Background: The time-honoured mnemonic of '5Fs' is a reminder to students that patients with upper abdominal pain and who conform to a profile of 'fair, fat, female, fertile and forty' are likely to have cholelithiasis. We feel, however, that a most important 'F'-that for 'family history'-is overlooked and should be introduced to enhance the value of a useful aide memoire.
Methods: To assess the usefulness of each of the existing factors of a popular mnemonic, 398 patients admitted with upper abdominal pain between March 2009 and April 2010 were studied. The clinical features expressed in the cholelithiasis mnemonic in patients with sonographic evidence of cholelithiasis were compared with those of patients without.
Findings: In the cholelithiasis group, significantly more patients were women (150/198 (75.8%) vs 111/200 (55.5%), p<0.001), fair (144/198 (62.9%) vs 54/200 (32.1%), (p<0.001)), fertile (135/198 (68.2%) vs 50/200 (25%) (p<0.001)) and had a body mass index >30 (56/198 (28.3%) vs 19/200 (9.5%) (p<0.001)) compared with controls; but age over 40 years did not predict cholelithiasis (82/198 (41.4%) vs 79/200 (39.5%) (p=0.697)). In the cholelithiasis group, 78/198 (39.4%) had a family history in at least one first-degree relative, compared with 27/200 (13.5%) of controls, (p<0.001). Where the phenotypic elements of the history existed in combination, that patient was found to be at an increased risk of cholelithiasis.

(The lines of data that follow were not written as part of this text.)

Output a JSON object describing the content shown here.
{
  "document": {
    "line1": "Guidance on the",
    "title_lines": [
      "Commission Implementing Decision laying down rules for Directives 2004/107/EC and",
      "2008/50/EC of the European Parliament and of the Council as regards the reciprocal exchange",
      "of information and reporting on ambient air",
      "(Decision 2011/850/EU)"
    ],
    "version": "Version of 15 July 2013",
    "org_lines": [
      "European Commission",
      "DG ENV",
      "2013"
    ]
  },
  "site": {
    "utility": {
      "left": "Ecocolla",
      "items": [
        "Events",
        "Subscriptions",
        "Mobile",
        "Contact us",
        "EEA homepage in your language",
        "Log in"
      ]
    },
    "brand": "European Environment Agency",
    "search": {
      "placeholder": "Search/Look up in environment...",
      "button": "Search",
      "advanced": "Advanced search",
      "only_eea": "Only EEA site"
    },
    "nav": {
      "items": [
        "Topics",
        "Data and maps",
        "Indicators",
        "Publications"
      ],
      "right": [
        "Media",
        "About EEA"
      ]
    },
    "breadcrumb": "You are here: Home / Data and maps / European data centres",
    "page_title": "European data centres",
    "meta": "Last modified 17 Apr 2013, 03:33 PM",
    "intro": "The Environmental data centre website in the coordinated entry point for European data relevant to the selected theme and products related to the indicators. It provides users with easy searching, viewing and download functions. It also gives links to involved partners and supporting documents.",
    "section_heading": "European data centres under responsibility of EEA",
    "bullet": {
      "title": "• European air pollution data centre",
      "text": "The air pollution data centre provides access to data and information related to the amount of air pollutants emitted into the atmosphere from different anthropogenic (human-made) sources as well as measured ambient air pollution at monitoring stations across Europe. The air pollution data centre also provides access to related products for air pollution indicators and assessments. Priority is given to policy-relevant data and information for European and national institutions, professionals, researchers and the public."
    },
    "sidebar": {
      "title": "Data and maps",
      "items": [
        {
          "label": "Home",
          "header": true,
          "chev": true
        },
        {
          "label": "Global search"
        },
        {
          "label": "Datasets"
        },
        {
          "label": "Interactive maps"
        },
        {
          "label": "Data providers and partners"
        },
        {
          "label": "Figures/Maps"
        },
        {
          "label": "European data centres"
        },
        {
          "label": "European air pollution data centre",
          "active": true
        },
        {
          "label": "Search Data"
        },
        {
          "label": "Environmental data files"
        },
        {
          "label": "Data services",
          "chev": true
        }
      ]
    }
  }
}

Interpretation: Our study found that the validated 'students' 5Fs' mnemonic retains a role in clinical diagnosis of patients suspected of cholelithiasis but the factor 'familial' should be substituted for 'forty' in recognition of the role of inheritance and the changing demographics of gallstone incidence.
Keywords: ACCIDENT & EMERGENCY MEDICINE; MEDICAL EDUCATION & TRAINING.